Apakah ia tidak memiliki mata? Melihat saya menggandeng tangan uda saya dengan
begitu khas, melihat gelagat uda yang “luar biasa”. Yaah… sepertinya masyarakat
kita masih perlu belajar “membaca”, tidak sekadar buku melainkan juga “membaca”

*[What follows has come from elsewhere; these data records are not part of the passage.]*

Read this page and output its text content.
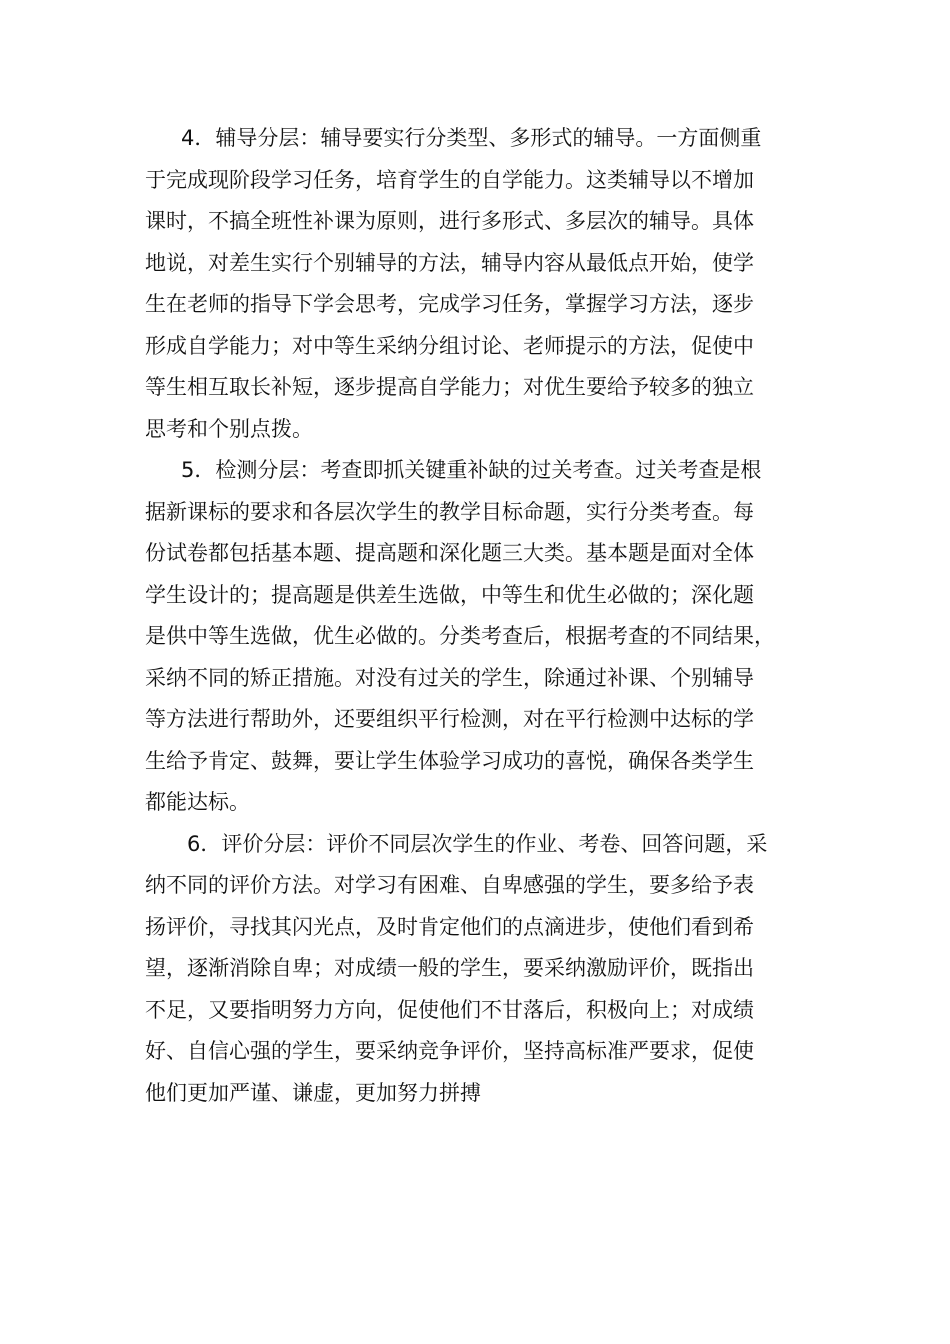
4．辅导分层：辅导要实行分类型、多形式的辅导。一方面侧重
于完成现阶段学习任务，培育学生的自学能力。这类辅导以不增加
课时，不搞全班性补课为原则，进行多形式、多层次的辅导。具体
地说，对差生实行个别辅导的方法，辅导内容从最低点开始，使学
生在老师的指导下学会思考，完成学习任务，掌握学习方法，逐步
形成自学能力；对中等生采纳分组讨论、老师提示的方法，促使中
等生相互取长补短，逐步提高自学能力；对优生要给予较多的独立
思考和个别点拨。
5．检测分层：考查即抓关键重补缺的过关考查。过关考查是根
据新课标的要求和各层次学生的教学目标命题，实行分类考查。每
份试卷都包括基本题、提高题和深化题三大类。基本题是面对全体
学生设计的；提高题是供差生选做，中等生和优生必做的；深化题
是供中等生选做，优生必做的。分类考查后，根据考查的不同结果，
采纳不同的矫正措施。对没有过关的学生，除通过补课、个别辅导
等方法进行帮助外，还要组织平行检测，对在平行检测中达标的学
生给予肯定、鼓舞，要让学生体验学习成功的喜悦，确保各类学生
都能达标。
6．评价分层：评价不同层次学生的作业、考卷、回答问题，采
纳不同的评价方法。对学习有困难、自卑感强的学生，要多给予表
扬评价，寻找其闪光点，及时肯定他们的点滴进步，使他们看到希
望，逐渐消除自卑；对成绩一般的学生，要采纳激励评价，既指出
不足，又要指明努力方向，促使他们不甘落后，积极向上；对成绩
好、自信心强的学生，要采纳竞争评价，坚持高标准严要求，促使
他们更加严谨、谦虚，更加努力拼搏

keadaan sekitar—semacam kepekaan lingkungan.
Isu
lain yang menarik adalah seringnya penyandang disabilitas sudah sekolah
setinggi mungkin, pintar namun tidak dapat bekerja selayaknya orang normal. Hal
ini terjadi pada dua teman dekat saya. Saya sendiri heran, pekerjaan yang ia
lamar berkaitan dengan otak, dan otak teman saya itu encerr banget! Tapi ia
ditolak hanya karena dibilang nanti susah mobilitasnya (teman saya ini
disabilitas karena kakinya yang tidak sempurna). Lalu yang diterima teman saya
yang normal dan setelah beberapa bulan saya tanyakan padanya, tidak terlalu
mobile pekerjaannya. Memang alasan saja, perusahaannya belum mau menerima yang
disabilitas. Huff… entahlah, semoga tidak semua perusahaan sepicik itu.
Yang
ingin saya tekankan pada tulisan kali ini adalah, saya bersyukur memiliki salah
seorang malaikat “luar biasa” dalam keluarga saya. Dari uda, saya belajar banyak
tentang kesabaran, keterbatasan, hingga kesempurnaan dari dirinya yang tidak
sempurna. Uda menyadarkan saya betapa saya harus bersyukur, memiliki orang tua
yang mau menerima dan memperjuangkan segala yang terbaik bagi anak-anaknya—khususnya
uda saya ini—dan mengikhlaskan segala hal yang belum teraih saat ini. Saya merasa
istimewa, diperkenankan Tuhan untuk menjaganya. Tidak semua manusia mendapatkan
kesempatan ini. Memang pada awalnya, ketika saya masih kecil saya menganggapnya
beban. Bahkan ketika ia sedang tantrum (ngamuk), sering kali saya dijadikan
pelampiasan. Luka cakaran kukunya yang dalam, hingga kini masih berbekas di
pipi saya—kalau kata orang yang melihatnya, luka itu membuat saya mirip Naruto
versi cewek. Tapi setelah SMK, saya mulai menyadari, itu bukanlah kesalahannya.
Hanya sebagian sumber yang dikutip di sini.